Follow up question: How many other parts of the chromium codebase limited to work on (maybe other) specific domains?
including Vanadium?
This comes from
hangout_services/thunk.js
I searched for
hangout
in the vanadium repo, no result, so it’s not patched there either: https://github.com/GrapheneOS/Vanadium
Kind of. Vivaldi let’s you turn it off though. Privacy, disable meet extension.
Fuck Chromium. Don’t let Google single handedly control how the Internet works. Don’t support Chromium browsers.
This is why we need to all back firefox…
I dont care if the CEO sucks, or if they have some opt-out anti-features…
Chrome monopoly is a far greater threat
Google should have been given the anti-trust treatment long ago
Lina Khan on the horizon looming ominously.

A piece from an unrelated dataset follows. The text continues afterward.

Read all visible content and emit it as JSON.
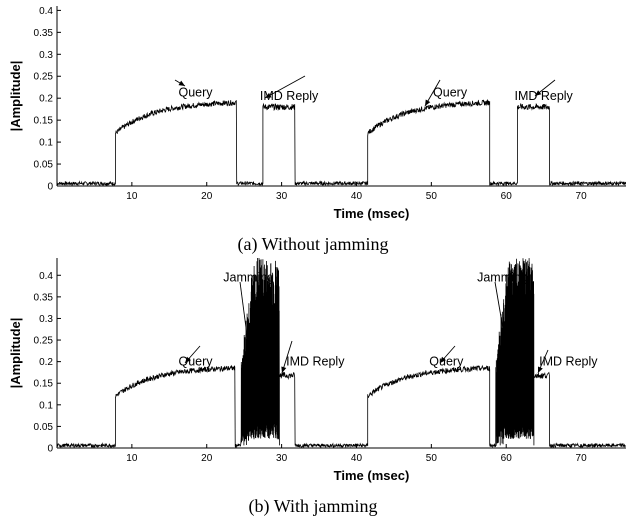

Hopefully no one comes in here and tells me Firefox does shit like this as well… I just swapped back.
Remember this thumb rule -> if it’s not open-source, you are allowing the software to do whatever it wants to do.
No regulation, law, support group is going to help you. You are digging your own grave.
I agree, but… This was in open source software. Chromium. Not just Google Chrome. https://github.com/chromium/chromium/commit/422c736b82e7ee763c67109cde700db81ca7b443
hangout_services/thunk.js (via) It turns out Google Chrome (via Chromium) includes a default extension which makes extra services available to code running on the *.google.com domains - tweeted about today by Luca Casonato, but the code has been there in the public repo since October 2013 as far as I can tell.
https://simonwillison.net/2024/Jul/9/hangout_servicesthunkjs/
If it’s any software you didn’t write yourself or audit every line of…
For a typical Linux distro that’s tens of thousands of packages…
I am no expert on code-auditing. But I’m slightly at peace that there are 100s of experts looking at the code because it’s open-source. But i also understand mistakes can still happen. It’s not a perfect system, but it’s the best solution so far.
There’s some truth to that, but bad actors have managed to slip things through in the past. It happened recently with xz.
I guess my point is that we put a lot of trust in strangers when we run any code on our systems. Open or not.